New flamenco sketches 2

I saw Chick Corea and the group of largely Spanish musicians he's been playing with, and is calling Touchstone, at the Ravinia Festival outside Chicago last summer. It was one of the best sets I saw in 2005. The improvising was strong, the musicianship outstanding and the musicians clearly sympathetic. While founded on Spanish themes and the flamenco, rhumba and tango forms in particular, the music was less overtly influenced by them and wider ranging than, say, Jerry Gonzalez's "Los Piratas del Flamenco," which I liked anyway. When Corea said they had a recording in the process, I knew I would be buying it.

I've given the two-CD "Rhumba Flamenco" two listens and there are two things I like about it. It reminds me of the Ravinia concert musically. ("Touchstone," the song not the band, lasts 22 minutes and includes some great interplay between Corea, Jorge Pardo on flute and Carles Benavent on electric bass.) And I bought the disks directly from Chick Corea's Web site, which is the only way to get them at present.
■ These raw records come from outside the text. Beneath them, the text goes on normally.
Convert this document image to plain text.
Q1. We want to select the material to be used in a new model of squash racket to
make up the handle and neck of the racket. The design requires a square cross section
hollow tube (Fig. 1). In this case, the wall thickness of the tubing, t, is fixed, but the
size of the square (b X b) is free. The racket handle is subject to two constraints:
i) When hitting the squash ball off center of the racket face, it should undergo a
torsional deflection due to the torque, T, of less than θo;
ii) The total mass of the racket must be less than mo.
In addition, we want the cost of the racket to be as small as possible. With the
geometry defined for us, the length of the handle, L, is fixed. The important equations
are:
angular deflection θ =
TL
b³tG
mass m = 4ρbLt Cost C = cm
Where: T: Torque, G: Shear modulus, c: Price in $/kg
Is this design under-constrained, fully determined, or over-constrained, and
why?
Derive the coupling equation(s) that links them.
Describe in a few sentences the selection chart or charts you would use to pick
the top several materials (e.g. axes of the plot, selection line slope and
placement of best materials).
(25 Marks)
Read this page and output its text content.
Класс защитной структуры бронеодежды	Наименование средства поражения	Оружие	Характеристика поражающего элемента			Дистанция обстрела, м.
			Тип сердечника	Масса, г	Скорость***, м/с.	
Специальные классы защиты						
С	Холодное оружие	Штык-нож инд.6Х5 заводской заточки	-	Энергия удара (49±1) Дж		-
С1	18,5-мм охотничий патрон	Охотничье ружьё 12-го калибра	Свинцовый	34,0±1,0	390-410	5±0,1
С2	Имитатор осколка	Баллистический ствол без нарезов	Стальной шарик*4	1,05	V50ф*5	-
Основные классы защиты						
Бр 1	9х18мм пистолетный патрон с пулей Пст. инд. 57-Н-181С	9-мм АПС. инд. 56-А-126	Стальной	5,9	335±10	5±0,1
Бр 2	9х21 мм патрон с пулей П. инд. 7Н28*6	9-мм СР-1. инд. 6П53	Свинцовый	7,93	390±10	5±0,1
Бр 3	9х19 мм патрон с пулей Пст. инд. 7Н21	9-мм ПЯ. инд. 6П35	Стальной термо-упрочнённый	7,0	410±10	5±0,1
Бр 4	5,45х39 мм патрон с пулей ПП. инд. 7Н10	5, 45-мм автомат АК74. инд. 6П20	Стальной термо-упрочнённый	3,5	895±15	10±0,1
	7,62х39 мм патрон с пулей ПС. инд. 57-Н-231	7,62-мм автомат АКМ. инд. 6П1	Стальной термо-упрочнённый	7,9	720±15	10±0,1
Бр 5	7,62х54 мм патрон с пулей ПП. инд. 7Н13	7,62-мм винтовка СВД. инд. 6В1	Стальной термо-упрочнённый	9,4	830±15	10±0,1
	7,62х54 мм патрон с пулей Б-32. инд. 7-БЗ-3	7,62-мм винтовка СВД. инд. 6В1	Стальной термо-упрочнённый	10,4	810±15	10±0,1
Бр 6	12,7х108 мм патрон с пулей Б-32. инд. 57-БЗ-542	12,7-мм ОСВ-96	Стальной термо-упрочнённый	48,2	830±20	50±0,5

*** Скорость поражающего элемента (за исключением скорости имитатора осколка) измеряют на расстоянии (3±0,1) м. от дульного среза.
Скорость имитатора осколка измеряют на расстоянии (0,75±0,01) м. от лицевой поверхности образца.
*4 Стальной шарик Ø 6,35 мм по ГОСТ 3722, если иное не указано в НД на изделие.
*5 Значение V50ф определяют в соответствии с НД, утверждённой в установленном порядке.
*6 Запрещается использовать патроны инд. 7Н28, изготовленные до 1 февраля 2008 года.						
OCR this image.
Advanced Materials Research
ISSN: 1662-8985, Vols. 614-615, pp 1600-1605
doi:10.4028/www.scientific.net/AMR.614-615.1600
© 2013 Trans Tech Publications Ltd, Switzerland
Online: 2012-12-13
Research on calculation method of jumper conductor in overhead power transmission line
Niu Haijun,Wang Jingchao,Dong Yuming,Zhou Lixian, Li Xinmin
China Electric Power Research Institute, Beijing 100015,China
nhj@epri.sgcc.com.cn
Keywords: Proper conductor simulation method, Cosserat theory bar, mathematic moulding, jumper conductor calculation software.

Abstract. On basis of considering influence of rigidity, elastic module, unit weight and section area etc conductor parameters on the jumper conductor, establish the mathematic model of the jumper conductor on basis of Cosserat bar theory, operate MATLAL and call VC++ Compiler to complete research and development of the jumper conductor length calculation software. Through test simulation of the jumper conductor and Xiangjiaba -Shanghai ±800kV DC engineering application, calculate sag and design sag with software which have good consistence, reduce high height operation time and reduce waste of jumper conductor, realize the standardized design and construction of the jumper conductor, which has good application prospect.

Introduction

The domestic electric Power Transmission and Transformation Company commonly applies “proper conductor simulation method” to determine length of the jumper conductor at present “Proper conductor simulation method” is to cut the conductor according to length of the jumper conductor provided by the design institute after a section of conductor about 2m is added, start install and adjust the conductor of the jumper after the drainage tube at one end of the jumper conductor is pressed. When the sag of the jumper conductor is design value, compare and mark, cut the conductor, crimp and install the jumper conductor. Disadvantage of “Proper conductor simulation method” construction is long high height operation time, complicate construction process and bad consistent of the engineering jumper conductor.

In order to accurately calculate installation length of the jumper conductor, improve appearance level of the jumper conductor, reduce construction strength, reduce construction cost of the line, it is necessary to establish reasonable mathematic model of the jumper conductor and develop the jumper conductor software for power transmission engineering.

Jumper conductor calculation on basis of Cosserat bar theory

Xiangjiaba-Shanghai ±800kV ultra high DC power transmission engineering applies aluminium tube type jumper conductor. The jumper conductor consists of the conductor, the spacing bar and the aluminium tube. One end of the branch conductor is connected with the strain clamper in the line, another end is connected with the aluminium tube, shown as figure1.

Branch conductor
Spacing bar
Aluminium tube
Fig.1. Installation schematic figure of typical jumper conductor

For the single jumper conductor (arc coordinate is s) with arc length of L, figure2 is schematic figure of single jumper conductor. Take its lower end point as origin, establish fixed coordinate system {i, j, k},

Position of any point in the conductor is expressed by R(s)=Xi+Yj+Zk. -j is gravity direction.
No scummy Sony or other big record companies involved, which is fine by me.

Corea really sounds inspired and the instrumentation, with both drums and percussion, is interesting. Makes for a heck of a beat. Eight of the 10 tunes in the collection of European concert recordings are over 10 minutes, lots of room to make cool music, and these guys do. Benavent is the Spanish Jaco Pastorius on "Zyriab (de Lucia)." I'm not a big flute fan, but Pardo could change my mind, with his inventive solo and comping on what's a speedy run through "You're Everything," for instance, and his front-and-center role on "Mallorca." His playing is just so jazzy and it fits so well in this context. I'm not even sorry he doesn't get the saxophone out more and he's excellent on that instrument, too. "Kalimba" features a nifty duet between percussionist Rubem Dantas on thumb piano and Corea on the big version. Well worth it and you get the added pleasure of knowing the musicians receive most of the money.